Yahoo's Adrian Wojnarowski digs deeper into the Bruce Levenson situation with the NBA and questions whether the league would have had enough support to remove him had he not willingly stepped down.


Yahoo Sports' Adrian Wojnaroski digs a bit deeper into the Bruce Levenson situation with the NBA and clears up a few details along the way. Levenson and the league announced on Sunday that he would sell his majority stake in the Atlanta Hawks due to a 2012 email that contained insensitive racial remarks.

According to the NBA, Levenson reported the email to the league back in July. According to Wojnarowski, the NBA sat on that information and shared it only with a tight inner circle. Only a few details leaked out and that set off some panic among the teams fearing that one of their own could be involved.

Wojnarowski also reports that Silver might not have had quite as much support in ousting Donald Sterling as was originally thought. Some owners like Mark Cuban expressed concern over where it might ultimately lead and how the move might affect other franchises.

We found out on Sunday with Levenson but him willingly falling on the NBA's sword may have saved the league a big legal fight. Unlike Sterling, there were no previous racial issues in Levenson's history. From Wojnarowski's report:

"The Levenson case was a far more complex issue, and Silver was spared a far more divisive fight with owners had Levenson been unwilling to simply bow out and sell his stake in the Hawks. He had no public history of racial issues, and his 2012 email to general manager Danny Ferry clumsily tried to make sense of a legitimate business issue: How could the Hawks make game-night inclusive for a diverse Atlanta population?"

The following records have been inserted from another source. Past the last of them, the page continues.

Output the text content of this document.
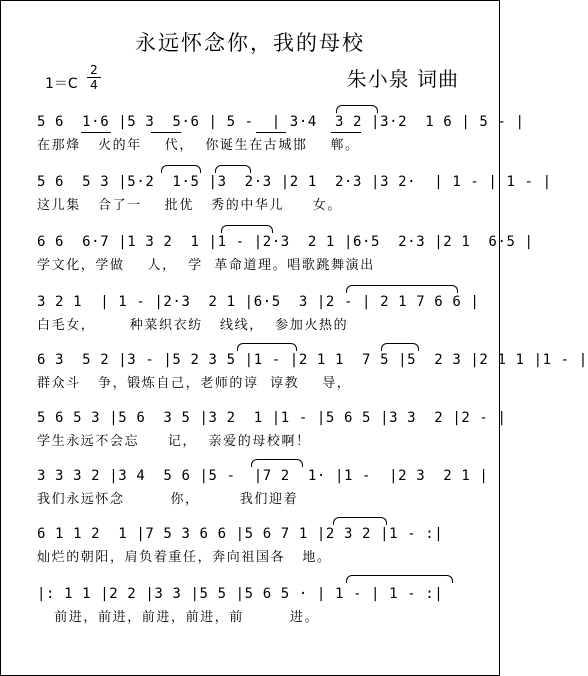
永远怀念你，我的母校
1＝C
2
4	朱小泉 词曲
5 6  1·6 |5 3  5·6 | 5 -  | 3·4  3 2 |3·2  1 6 | 5 - |
在那烽   火的年    代，  你诞生在古城邯    郸。
5 6  5 3 |5·2  1·5 |3  2·3 |2 1  2·3 |3 2·  | 1 - | 1 - |
这儿集   合了一    批优   秀的中华儿     女。
6 6  6·7 |1 3 2  1 |1 - |2·3  2 1 |6·5  2·3 |2 1  6·5 |
学文化，学做    人，  学  革命道理。唱歌跳舞演出
3 2 1  | 1 - |2·3  2 1 |6·5  3 |2 - | 2 1 7 6 6 |
白毛女，      种菜织衣纺   线线，  参加火热的
6 3  5 2 |3 - |5 2 3 5 |1 - |2 1 1  7 5 |5  2 3 |2 1 1 |1 - |
群众斗   争，锻炼自己，老师的谆  谆教    导，
5 6 5 3 |5 6  3 5 |3 2  1 |1 - |5 6 5 |3 3  2 |2 - |
学生永远不会忘     记，  亲爱的母校啊！
3 3 3 2 |3 4  5 6 |5 -  |7 2  1· |1 -  |2 3  2 1 |
我们永远怀念        你，       我们迎着
6 1 1 2  1 |7 5 3 6 6 |5 6 7 1 |2 3 2 |1 - :|
灿烂的朝阳，肩负着重任，奔向祖国各   地。
|: 1 1 |2 2 |3 3 |5 5 |5 6 5 · | 1 - | 1 - :|
前进，前进，前进，前进，前        进。
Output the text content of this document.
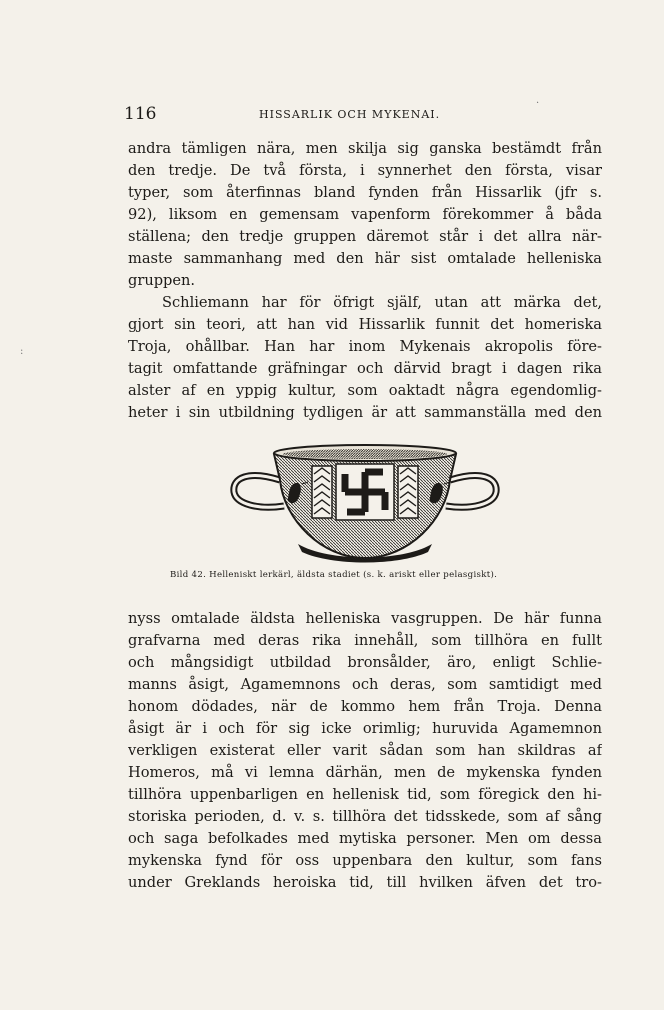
116	HISSARLIK OCH MYKENAI.
andra tämligen nära, men skilja sig ganska bestämdt från
den tredje. De två första, i synnerhet den första, visar
typer, som återfinnas bland fynden från Hissarlik (jfr s.
92), liksom en gemensam vapenform förekommer å båda
ställena; den tredje gruppen däremot står i det allra när-
maste sammanhang med den här sist omtalade helleniska
gruppen.
Schliemann har för öfrigt själf, utan att märka det,
gjort sin teori, att han vid Hissarlik funnit det homeriska
Troja, ohållbar. Han har inom Mykenais akropolis före-
tagit omfattande gräfningar och därvid bragt i dagen rika
alster af en yppig kultur, som oaktadt några egendomlig-
heter i sin utbildning tydligen är att sammanställa med den
Bild 42. Helleniskt lerkärl, äldsta stadiet (s. k. ariskt eller pelasgiskt).
nyss omtalade äldsta helleniska vasgruppen. De här funna
grafvarna med deras rika innehåll, som tillhöra en fullt
och mångsidigt utbildad bronsålder, äro, enligt Schlie-
manns åsigt, Agamemnons och deras, som samtidigt med
honom dödades, när de kommo hem från Troja. Denna
åsigt är i och för sig icke orimlig; huruvida Agamemnon
verkligen existerat eller varit sådan som han skildras af
Homeros, må vi lemna därhän, men de mykenska fynden
tillhöra uppenbarligen en hellenisk tid, som föregick den hi-
storiska perioden, d. v. s. tillhöra det tidsskede, som af sång
och saga befolkades med mytiska personer. Men om dessa
mykenska fynd för oss uppenbara den kultur, som fans
under Greklands heroiska tid, till hvilken äfven det tro-
·
:
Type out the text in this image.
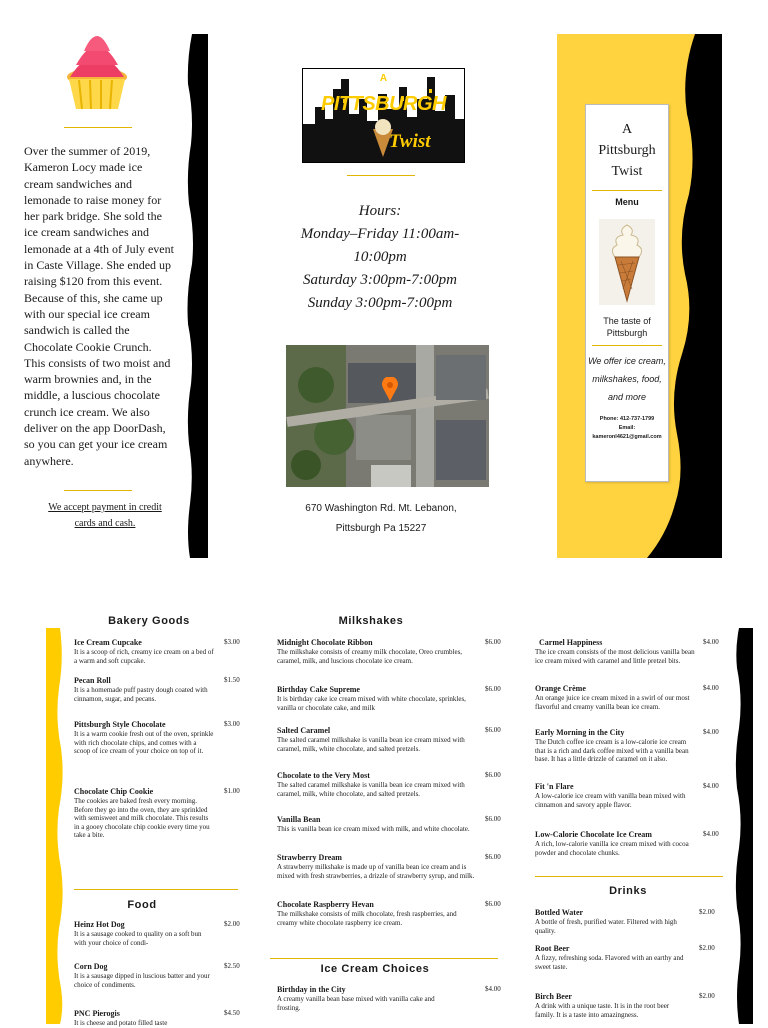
Over the summer of 2019, Kameron Locy made ice cream sandwiches and lemonade to raise money for her park bridge. She sold the ice cream sandwiches and lemonade at a 4th of July event in Caste Village. She ended up raising $120 from this event. Because of this, she came up with our special ice cream sandwich is called the Chocolate Cookie Crunch. This consists of two moist and warm brownies and, in the middle, a luscious chocolate crunch ice cream. We also deliver on the app DoorDash, so you can get your ice cream anywhere.
We accept payment in credit cards and cash.
A
PITTSBURGH
Twist
Hours:
Monday–Friday 11:00am-10:00pm
Saturday 3:00pm-7:00pm
Sunday 3:00pm-7:00pm
670 Washington Rd. Mt. Lebanon,
Pittsburgh Pa 15227
A
Pittsburgh
Twist
Menu
The taste of Pittsburgh
We offer ice cream, milkshakes, food, and more
Phone: 412-737-1799
Email:
kameronl4621@gmail.com
Bakery Goods
Ice Cream Cupcake
It is a scoop of rich, creamy ice cream on a bed of a warm and soft cupcake.
$3.00
Pecan Roll
It is a homemade puff pastry dough coated with cinnamon, sugar, and pecans.
$1.50
Pittsburgh Style Chocolate
It is a warm cookie fresh out of the oven, sprinkle with rich chocolate chips, and comes with a scoop of ice cream of your choice on top of it.
$3.00
Chocolate Chip Cookie
The cookies are baked fresh every morning. Before they go into the oven, they are sprinkled with semisweet and milk chocolate. This results in a gooey chocolate chip cookie every time you take a bite.
$1.00
Food
Heinz Hot Dog
It is a sausage cooked to quality on a soft bun with your choice of condi-
$2.00
Corn Dog
It is a sausage dipped in luscious batter and your choice of condiments.
$2.50
PNC Pierogis
It is cheese and potato filled taste
$4.50
Milkshakes
Midnight Chocolate Ribbon
The milkshake consists of creamy milk chocolate, Oreo crumbles, caramel, milk, and luscious chocolate ice cream.
$6.00
Birthday Cake Supreme
It is birthday cake ice cream mixed with white chocolate, sprinkles, vanilla or chocolate cake, and milk
$6.00
Salted Caramel
The salted caramel milkshake is vanilla bean ice cream mixed with caramel, milk, white chocolate, and salted pretzels.
$6.00
Chocolate to the Very Most
The salted caramel milkshake is vanilla bean ice cream mixed with caramel, milk, white chocolate, and salted pretzels.
$6.00
Vanilla Bean
This is vanilla bean ice cream mixed with milk, and white chocolate.
$6.00
Strawberry Dream
A strawberry milkshake is made up of vanilla bean ice cream and is mixed with fresh strawberries, a drizzle of strawberry syrup, and milk.
$6.00
Chocolate Raspberry Hevan
The milkshake consists of milk chocolate, fresh raspberries, and creamy white chocolate raspberry ice cream.
$6.00
Ice Cream Choices
Birthday in the City
A creamy vanilla bean base mixed with vanilla cake and frosting.
$4.00
Carmel Happiness
The ice cream consists of the most delicious vanilla bean ice cream mixed with caramel and little pretzel bits.
$4.00
Orange Crème
An orange juice ice cream mixed in a swirl of our most flavorful and creamy vanilla bean ice cream.
$4.00
Early Morning in the City
The Dutch coffee ice cream is a low-calorie ice cream that is a rich and dark coffee mixed with a vanilla bean base. It has a little drizzle of caramel on it also.
$4.00
Fit 'n Flare
A low-calorie ice cream with vanilla bean mixed with cinnamon and savory apple flavor.
$4.00
Low-Calorie Chocolate Ice Cream
A rich, low-calorie vanilla ice cream mixed with cocoa powder and chocolate chunks.
$4.00
Drinks
Bottled Water
A bottle of fresh, purified water. Filtered with high quality.
$2.00
Root Beer
A fizzy, refreshing soda. Flavored with an earthy and sweet taste.
$2.00
Birch Beer
A drink with a unique taste. It is in the root beer family. It is a taste into amazingness.
$2.00
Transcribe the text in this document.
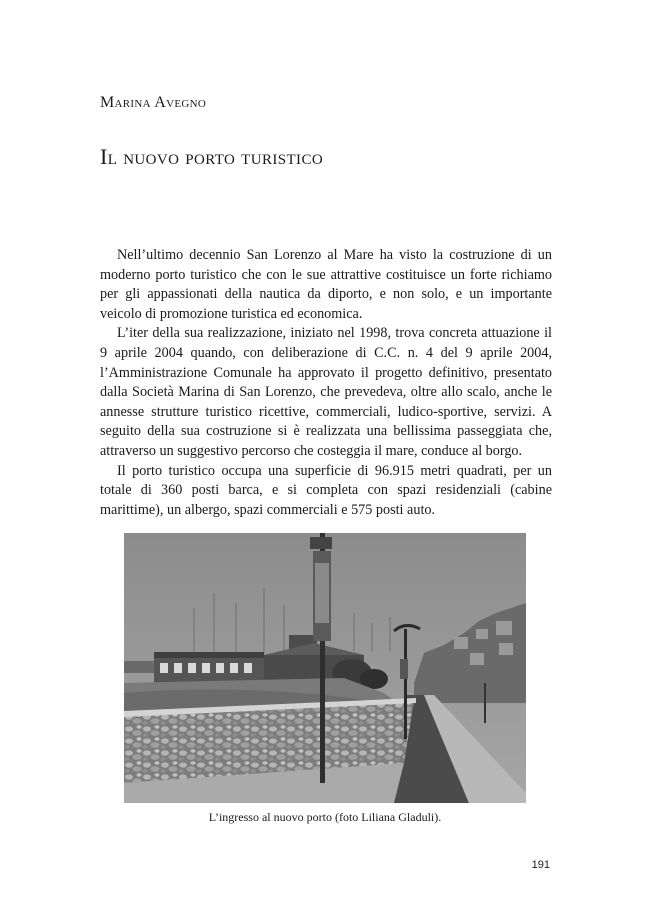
Marina Avegno
Il nuovo porto turistico

Nell’ultimo decennio San Lorenzo al Mare ha visto la costruzione di un moderno porto turistico che con le sue attrattive costituisce un forte richiamo per gli appassionati della nautica da diporto, e non solo, e un importante veicolo di promozione turistica ed economica.

L’iter della sua realizzazione, iniziato nel 1998, trova concreta attuazione il 9 aprile 2004 quando, con deliberazione di C.C. n. 4 del 9 aprile 2004, l’Amministrazione Comunale ha approvato il progetto definitivo, presentato dalla Società Marina di San Lorenzo, che prevedeva, oltre allo scalo, anche le annesse strutture turistico ricettive, commerciali, ludico-sportive, servizi. A seguito della sua costruzione si è realizzata una bellissima passeggiata che, attraverso un suggestivo percorso che costeggia il mare, conduce al borgo.

Il porto turistico occupa una superficie di 96.915 metri quadrati, per un totale di 360 posti barca, e si completa con spazi residenziali (cabine marittime), un albergo, spazi commerciali e 575 posti auto.

L’ingresso al nuovo porto (foto Liliana Gladuli).
191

Why would Levenson willingly go down without a fight? Reports also suggest that he had previously explored selling his stake. He and his partners had agreed to a sale back in 2011 that was ultimately nixed by the NBA. Perhaps this was an easy way out although it's damaging for his image going forward.

The NBA still maintains that Levenson self reported the email to the league although Wojnarowski cites an unnamed high ranking league official as saying that isn't entirely accurate:

"The NBA and Levenson say he self-reported the email, but a high-ranking league official with direct knowledge of the probe told Yahoo Sports on Sunday that wasn't completely accurate, that the email had come back to haunt the owner within his organization."

That quote leads you to believe that others within the Hawks' organization might have had knowledge of the email. According to the AJC's copy of the email, the message was sent to General Manager Danny Ferry as well as Todd Foreman and Ed Peskowitz. Perhaps a fear of it going public and the uncontrollable and inevitable fire storm that would have followed led to Levenson willingly stepping down.

Going forward it's CEO Steve Koonin's job to run and the league will be assisting in the sale process. The Hawks are in good shape and despite this incident, ownership had done a much better job of reducing their presence after the additions of Ferry and head coach Mike Budenholzer.